Sécurité en Ukraine et Europe numérique


Libé
Dimanche 20 Février 2022

Sécurité en Ukraine et Europe numérique
La sécurité européenne s'est de nouveau hissée au sommet de l'agenda géopolitique mondial. Malgré les efforts diplomatiques continus pour désamorcer la crise ukrainienne , la tension et la suspicion entre la Russie et l'Occident ont atteint des niveaux jamais vus depuis la guerre froide. Cela oblige à repenser le cadre actuel de sécurité régionale qui repose sur trois piliers fondamentaux : les Etats-Unis, la Russie et l'Europe.

Relever le défi de la sécurité européenne devait dominer sans aucun doute les discussions entre dirigeants politiques et experts en relations internationales des deux côtés de l'Atlantique lors de la Conférence de Munich sur la sécurité (MSC). Mais, en plus du sort de l'Ukraine, l'impact de l'innovation technologique et numérique sur la sécurité occupera également une place prépondérante.

Les tensions géopolitiques persistantes autour de l'Ukraine reflètent une conception conventionnelle, principalement géographique, de la sécurité - reflétée dans l'utilisation fréquente de termes tels que "sphères d'influence", "expansion de l'OTAN", "intégrité territoriale" et "espace de sécurité postsoviétique". Mais si ce vocabulaire est indispensable pour comprendre l'actuel affrontement OTAN-Russie, les énormes changements géopolitiques induits par la mondialisation et les avancées technologiques des 25 dernières années vont de plus en plus l'éclipser.
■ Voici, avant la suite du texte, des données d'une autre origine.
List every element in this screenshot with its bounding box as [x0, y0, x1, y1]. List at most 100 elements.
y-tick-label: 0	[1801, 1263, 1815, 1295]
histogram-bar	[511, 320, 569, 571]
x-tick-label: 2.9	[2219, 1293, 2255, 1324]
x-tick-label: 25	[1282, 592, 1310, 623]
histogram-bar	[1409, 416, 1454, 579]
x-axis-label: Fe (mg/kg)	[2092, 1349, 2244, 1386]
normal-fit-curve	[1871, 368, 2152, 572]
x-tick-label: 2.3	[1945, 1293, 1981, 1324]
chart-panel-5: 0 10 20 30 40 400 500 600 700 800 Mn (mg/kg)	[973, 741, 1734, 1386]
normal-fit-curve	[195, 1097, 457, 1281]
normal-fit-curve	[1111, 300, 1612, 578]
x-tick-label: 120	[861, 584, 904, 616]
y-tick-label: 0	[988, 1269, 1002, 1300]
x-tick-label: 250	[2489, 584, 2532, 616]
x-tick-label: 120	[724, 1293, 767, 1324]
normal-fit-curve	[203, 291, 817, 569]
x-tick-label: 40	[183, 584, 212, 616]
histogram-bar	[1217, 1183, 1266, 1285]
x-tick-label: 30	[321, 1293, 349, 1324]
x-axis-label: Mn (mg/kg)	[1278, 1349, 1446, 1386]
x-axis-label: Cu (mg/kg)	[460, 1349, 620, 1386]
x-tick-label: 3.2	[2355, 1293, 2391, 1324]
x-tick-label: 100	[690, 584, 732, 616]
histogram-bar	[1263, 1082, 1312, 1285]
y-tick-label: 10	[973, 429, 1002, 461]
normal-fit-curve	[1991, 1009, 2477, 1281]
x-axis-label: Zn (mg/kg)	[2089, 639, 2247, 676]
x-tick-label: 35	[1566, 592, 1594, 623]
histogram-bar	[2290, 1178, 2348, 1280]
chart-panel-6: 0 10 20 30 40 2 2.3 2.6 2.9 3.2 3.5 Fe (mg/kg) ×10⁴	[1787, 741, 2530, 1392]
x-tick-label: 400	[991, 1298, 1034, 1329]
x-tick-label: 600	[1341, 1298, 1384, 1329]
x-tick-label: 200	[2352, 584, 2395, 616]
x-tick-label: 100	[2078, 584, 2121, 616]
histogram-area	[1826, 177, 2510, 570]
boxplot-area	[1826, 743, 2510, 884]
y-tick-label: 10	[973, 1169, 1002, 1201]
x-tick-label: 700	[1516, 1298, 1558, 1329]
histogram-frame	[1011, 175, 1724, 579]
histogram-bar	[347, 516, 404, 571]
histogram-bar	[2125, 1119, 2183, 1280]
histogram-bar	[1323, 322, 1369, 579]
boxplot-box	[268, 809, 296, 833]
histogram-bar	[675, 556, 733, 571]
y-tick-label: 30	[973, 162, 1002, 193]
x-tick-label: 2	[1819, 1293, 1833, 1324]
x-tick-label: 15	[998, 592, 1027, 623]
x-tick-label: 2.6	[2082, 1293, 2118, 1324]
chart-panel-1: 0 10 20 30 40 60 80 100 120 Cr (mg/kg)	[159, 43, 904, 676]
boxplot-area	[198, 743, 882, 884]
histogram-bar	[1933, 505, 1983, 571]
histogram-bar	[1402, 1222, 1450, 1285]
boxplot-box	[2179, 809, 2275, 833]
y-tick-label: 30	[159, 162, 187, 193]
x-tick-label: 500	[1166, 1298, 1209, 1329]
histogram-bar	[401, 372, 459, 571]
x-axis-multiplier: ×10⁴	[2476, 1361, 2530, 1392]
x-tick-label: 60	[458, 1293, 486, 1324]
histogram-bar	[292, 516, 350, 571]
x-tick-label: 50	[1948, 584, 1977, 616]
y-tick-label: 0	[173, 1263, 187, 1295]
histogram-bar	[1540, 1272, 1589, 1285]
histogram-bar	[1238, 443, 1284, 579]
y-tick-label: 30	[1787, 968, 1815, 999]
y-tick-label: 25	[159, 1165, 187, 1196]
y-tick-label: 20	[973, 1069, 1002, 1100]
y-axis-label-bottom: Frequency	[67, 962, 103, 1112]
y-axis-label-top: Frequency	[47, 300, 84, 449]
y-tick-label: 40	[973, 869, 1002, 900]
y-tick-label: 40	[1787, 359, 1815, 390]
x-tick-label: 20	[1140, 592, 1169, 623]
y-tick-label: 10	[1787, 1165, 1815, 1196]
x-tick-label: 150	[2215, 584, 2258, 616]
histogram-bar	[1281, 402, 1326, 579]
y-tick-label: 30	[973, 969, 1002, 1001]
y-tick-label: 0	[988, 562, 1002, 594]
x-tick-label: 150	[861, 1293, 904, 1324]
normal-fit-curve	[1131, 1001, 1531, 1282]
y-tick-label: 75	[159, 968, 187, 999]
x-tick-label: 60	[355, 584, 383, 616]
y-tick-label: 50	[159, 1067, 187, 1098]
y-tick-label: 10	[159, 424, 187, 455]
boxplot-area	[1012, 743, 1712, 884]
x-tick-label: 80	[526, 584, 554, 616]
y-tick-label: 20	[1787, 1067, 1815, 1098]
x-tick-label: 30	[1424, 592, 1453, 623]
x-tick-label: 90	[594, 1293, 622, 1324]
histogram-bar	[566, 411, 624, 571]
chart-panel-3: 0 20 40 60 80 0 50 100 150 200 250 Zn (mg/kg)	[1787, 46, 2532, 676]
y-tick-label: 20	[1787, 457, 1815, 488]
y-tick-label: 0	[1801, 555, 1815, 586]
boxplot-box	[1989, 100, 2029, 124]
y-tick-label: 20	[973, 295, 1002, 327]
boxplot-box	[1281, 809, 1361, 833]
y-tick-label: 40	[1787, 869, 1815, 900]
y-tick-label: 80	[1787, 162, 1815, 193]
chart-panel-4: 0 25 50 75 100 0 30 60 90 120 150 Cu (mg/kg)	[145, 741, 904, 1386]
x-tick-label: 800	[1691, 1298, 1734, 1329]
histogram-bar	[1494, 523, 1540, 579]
En effet, l'interdépendance géopolitique et l'innovation technologique apparemment incessante ont transformé la nature des conflits mondiaux. Comme Connectivity Wars, un recueil d'essais publié par le Conseil européen des relations étrangères, le montre clairement, l'hyperconnectivité du système mondial permet aux acteurs - sans recourir à la guerre ouverte - de causer de graves dommages dans d'autres domaines géopolitiques, comme Internet, sur lequel nos économies en sont venues à dépendre.

La dimension cybernétique de la confrontation sur l'Ukraine ne doit donc pas être sous-estimée. En janvier, des cybercriminels ont désactivé plusieurs sites web du gouvernement ukrainien pendant des heures et publié des messages menaçant les citoyens ukrainiens et la confidentialité de leurs données personnelles.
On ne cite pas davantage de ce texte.